TLR3 is the first identified PRR that recognize to the viral pathogens by glial cells, which also respond to poly (I:C) producing proinflammatory factor such TNF-α and IL-6 [10, 24]. In addition, administration of poly (I:C) in brain results in microglia activation that ultimately cause neuronal damage, while such neural injury is remarkably alleviated in TLR3 deficient mice [52]. There are substantial evidences that Poly(I:C) not only regulates the gene expression but also modulates immune response in microglia, which further affects neuronal function during stress condition [11, 32]. Furthermore, the expression of TLR3 is strongly upregulated at the very beginning of viral infection, indicting the important role of TLR3 in viral RNA response [33]. When binding to the dsRNA produced by viral during infection, TLR3 dimerized and activated transcription factors including nuclear factor-κB (NF-κB), that further modulate the cytokine production and induce viral associated encephalitis [24]. In line with this finding, TLR3 absence can protect the mice from viral induced neuroinflammation by reducing microglia activation [56]. Nevertheless, it is also reported that TLR7 expression increased in the brains of RABV infected mice [29]. Activation of microglia through TLR7 results in the production of inflammatory factors including TNF-α, IL-1β, IL-6, and IL-12 as well as several chemokines such as CCL2, CCL3 and CSCL1 [28]. These results suggest the positive role of TLRs in mediating neuroinflammatory response after viral infection. Although deficiency of TLRs signaling reduced glial cells activation and inflammatory response in CNS, the following consequences after viral infection is much more complicated. Mice lack TLR7 signaling have defects in both the development of peripheral immunity and viral clearance in the CNS in RABV model [29]. In contrast, in HSV-1 mice model, absence of TLR2 expression lead to alleviated CNS inflammation and increased rate of survival. Microglia without TLR2 expression demonstrated less neuronal toxicity after HSV-1 infection [1].

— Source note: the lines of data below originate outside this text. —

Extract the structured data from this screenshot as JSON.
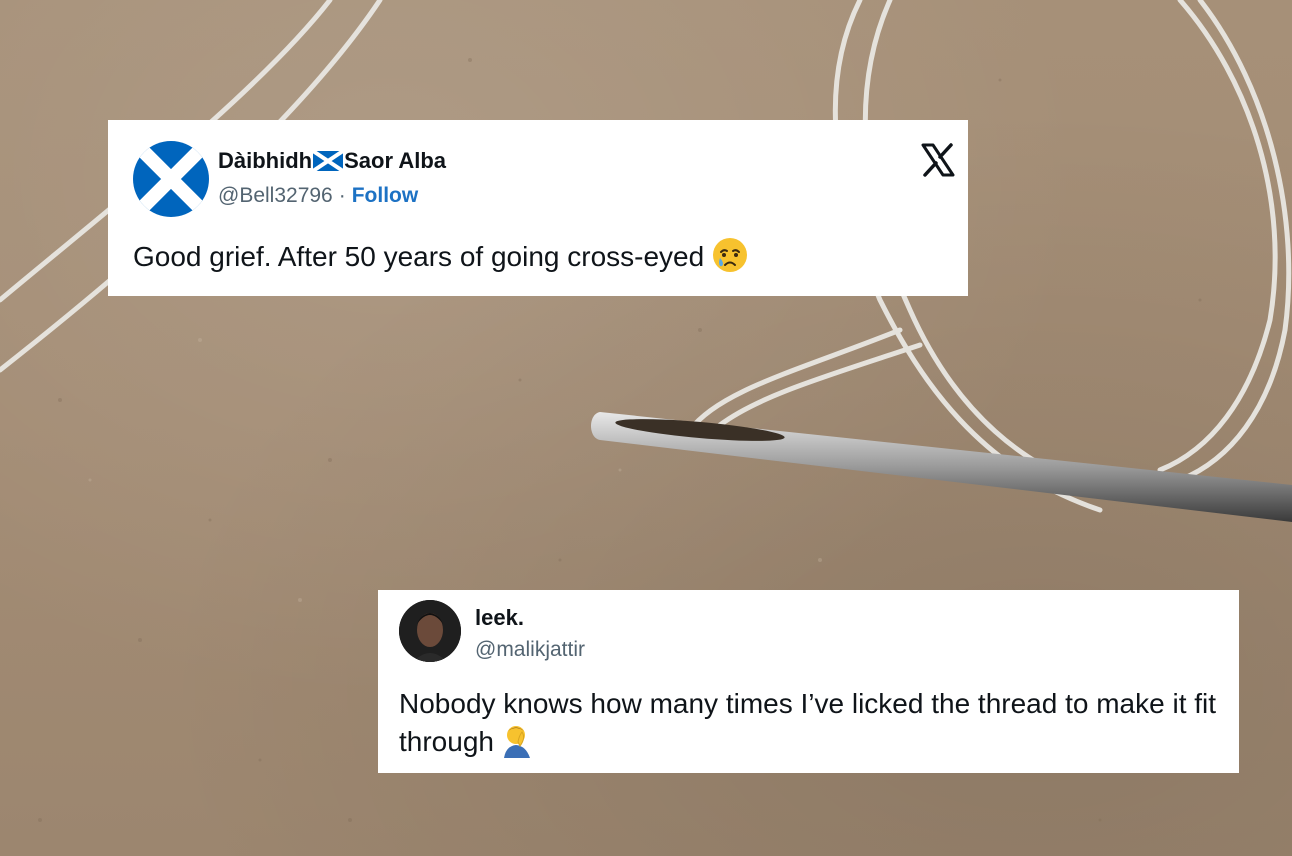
{
  "tweets": [
    {
      "display_name_part1": "Dàibhidh",
      "display_name_part2": "Saor Alba",
      "handle": "@Bell32796",
      "separator": "·",
      "follow_label": "Follow",
      "text": "Good grief. After 50 years of going cross-eyed",
      "emoji": "crying-face-emoji",
      "avatar": "scottish-saltire-flag",
      "platform_icon": "x-logo-icon"
    },
    {
      "display_name": "leek.",
      "handle": "@malikjattir",
      "text": "Nobody knows how many times I’ve licked the thread to make it fit through",
      "emoji": "man-facepalming-emoji",
      "avatar": "profile-photo"
    }
  ],
  "colors": {
    "card_bg": "#ffffff",
    "text": "#0f1419",
    "handle": "#536471",
    "follow": "#1d72c4",
    "saltire_blue": "#0065bd"
  }
}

Viral infection and neurological disorders

A wide range of viruses may cause immediate or delayed neurological manifestations in humans and animals. Infection by neurotropic viruses as well as the consequent immune response can lead to irreversible disruption of functional structure in CNS, which frequently cause significant clinical phenotype [21, 22, 60]. In addition to the immediate and direct effects, there are several neurological diseases that are considered to be long term and delayed virus-induced disorders: multiple sclerosis, Guillain–Barré syndrome and encephalitis lethargica, which are usually associated with autoimmune response. Varicella zoster virus infections in immunocompromised patients may induce multifocal encephalitis, cerebral infarcts and macrophage-rich demyelinating “multiple sclerosis-like” periventricular cerebral and spinal cord lesions [44]. In several West Nile virus (WNV) infection cases, muscle weakness with a similar presentation to Guillain–Barré syndrome are reported [27]. These viral infection-induced symptoms mentioned above are relatively easy to identified. However, there are mild, long term but irreversible change after viral infection that may possibly be neglected, playing critical roles in those slow progressive neurological disorders during developmental stage or aging such as Autism spectrum disorders (ASD) and Alzheimer’s disease (AD) [9, 19].

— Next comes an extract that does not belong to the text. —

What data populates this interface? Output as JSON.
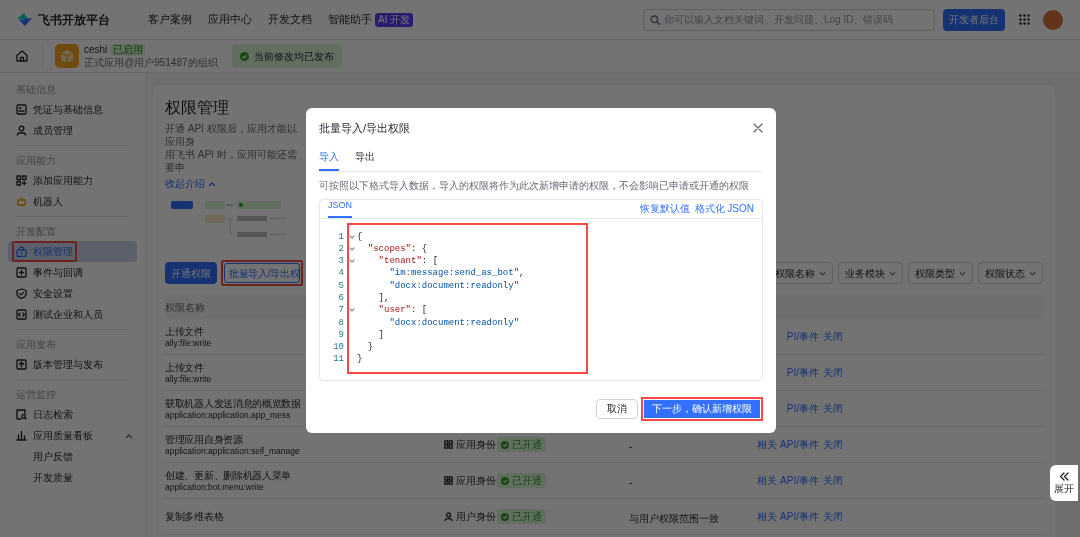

ASD are considered as developmental neural disorders without a definitive etiology, which is characterized by impairments in two core domains: social-communication and restricted and repetitive patterns of behavior, interest or activities [5]. Congenital cytomegalovirus (CMV) infection are reported to be associated with the onset of ASD, in which virus infection may cause abnormality in brain development and neuronal connectivity. Ivan et al. investigated the prevalence of congenital CMV infection in children with ASD and demonstrated that the infection rate was 10-fold higher in ASD population than in healthy control at birth [13]. There is also demonstration that valnoctamide inhibits CMV infection during developmental stage and improved neurobehavioral dysfunctions and alleviated brain abnormalities indicating the pivotal role of CMV infection in the pathogenesis of ASD [41]. Deficit in dendritic spine pruning is reported in ASD patients and changes in synaptic structure are detected in multiple ASD model mice [59]. Postnatal synaptic development in brain is a dynamic process regulated by both synapse formation and elimination. Microglia plays the major work in dendritic spine pruning both in physiological and pathological condition [16]. Therefore, it is possible that congenital CMV infection alters microglial cells function which ultimately results in the abnormalities in dendritic spine development. In line with this, it is demonstrated that targeting microglia alleviates the neurodevelopmental defects after CMV infection [8].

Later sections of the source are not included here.